Veamos algunas pautas básicas:

-Que haya un cambio paulatino de mentalidad: menos rentabilidad y más solidaridad, más consumo necesario y menos consumismo superfluo, buenas ondas en vez de pálidas; más todas las actitudes que hagan a la armonía y la paz en las relaciones que deben ser humanitarias y humanizantes en lugar de los miedos y las dudas de la "calle": llevar a casa la fe y la esperanza real y concreta y no los problemas y falsos problemas inducidos por el mercado frío y calculador que lucra imponiéndonos las cosas por sobre nuestras conciencias.

-Que el costo del dinero de los bienes trocados sea reducido al mínimo posible por el trabajo agregado en forma de valor agregado útil y de calidad. Por ejemplo, una ama de casa con inteligencia y creatividad puede elaborar en sus horas libres una tarta de costo monetario de dos pesos, o menos, si tiene verduras u otros ingredientes producidos por ella misma, y cambiarla en el trueque por cinco créditos y con ellos adquirir otro bien con una diferencia de tres créditos o la materia prima para más tartas, en ese nodo o en otro: lo importante es hacer circular los créditos que simbolizan el valor agregado de su trabajo y no acumular para que los reciclajes sean en crecimiento.

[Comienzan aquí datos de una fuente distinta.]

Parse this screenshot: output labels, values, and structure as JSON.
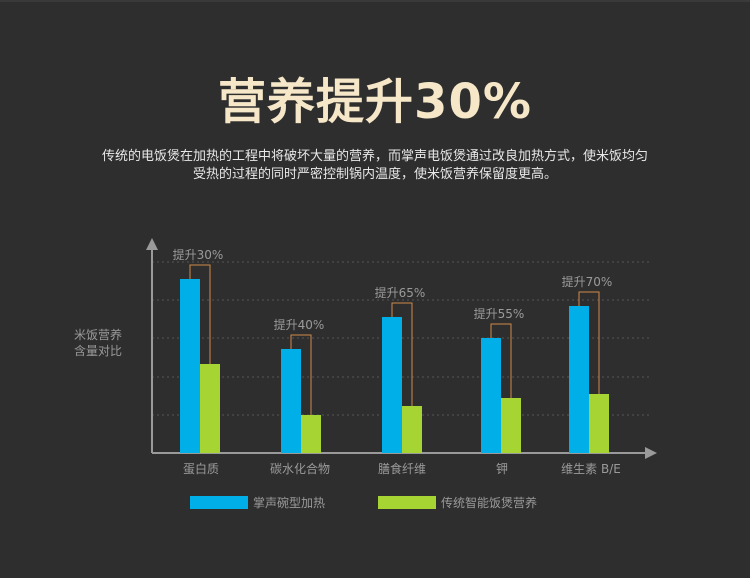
{
  "header": {
    "title": "营养提升30%",
    "description_lines": [
      "传统的电饭煲在加热的工程中将破坏大量的营养，而掌声电饭煲通过改良加热方式，使米饭均匀",
      "受热的过程的同时严密控制锅内温度，使米饭营养保留度更高。"
    ]
  },
  "chart_data": {
    "type": "bar",
    "ylabel_lines": [
      "米饭营养",
      "含量对比"
    ],
    "categories": [
      "蛋白质",
      "碳水化合物",
      "膳食纤维",
      "钾",
      "维生素 B/E"
    ],
    "series": [
      {
        "name": "掌声碗型加热",
        "color": "#00aee8",
        "values": [
          174,
          104,
          136,
          115,
          147
        ]
      },
      {
        "name": "传统智能饭煲营养",
        "color": "#a6d433",
        "values": [
          89,
          38,
          47,
          55,
          59
        ]
      }
    ],
    "annotations": [
      "提升30%",
      "提升40%",
      "提升65%",
      "提升55%",
      "提升70%"
    ],
    "ylim": [
      0,
      210
    ],
    "grid": true,
    "legend_position": "bottom",
    "colors": {
      "axis": "#9a9a9a",
      "grid": "#555555",
      "bracket": "#d08a48",
      "annotation_text": "#9a9a9a"
    }
  }
}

-Que haya una red nodal ampliada al máximo de su eficiencia en cada zona, o sea que los tamaños y cantidad de nodos sean los óptimos y que ofrezcan cantidad, calidad y variedad de bienes y servicios.

Pensemos en la siguiente cadena de trueques: vamos de turismo a Córdoba y nos hospedamos en un hotel que acepta créditos: habíamos obtenido estos medios de pago trocando ropa tejida en casa con materia prima adquirida con créditos en una tienda que a su vez...

El hotel obtiene los comestibles con créditos y sus proveedores a su vez... Y así ad infinitum...

El trueque tiene sus límites en una economía monetaria, pero el gasto en pesos puede ser tan mínimo en un particular que para él prácticamente sea inexistente: esto depende del desarrollo ordenado, equilibrado y dinámico de la red.

-Que los bienes y servicios sean socialmente útiles o necesarios, para no recaer en el consumismo que es consumo por el consumo mismo y que aliena porque se vive consagrado a la obtención del dinero para conseguir las cosas, bombardeado y controlado permanentemente por los centros de poder a través de los medios publicitarios y de difusión en general.

-Que se reduzca el costo de los traslados: vehículos a gas, bicicletas, a pie en distancias cortas: es necesario que haya una red tupida de nodos.

-Que haya una jerarquización del trabajo a través de la medición justa de su valor agregado por medio del crédito el que a su vez debe tener un equivalente razonable con el peso: la elaboración de los productos para el trueque ayuda a tener conciencia de la totalidad del proceso económico porque se es parte del circuito y no un mero eslabón perdido de la producción masiva, de tal modo que el trabajo humano más su justa valorización eleva la conciencia de ser parte de un todo; lo cual ayuda a vivir una vida más digna y creativa.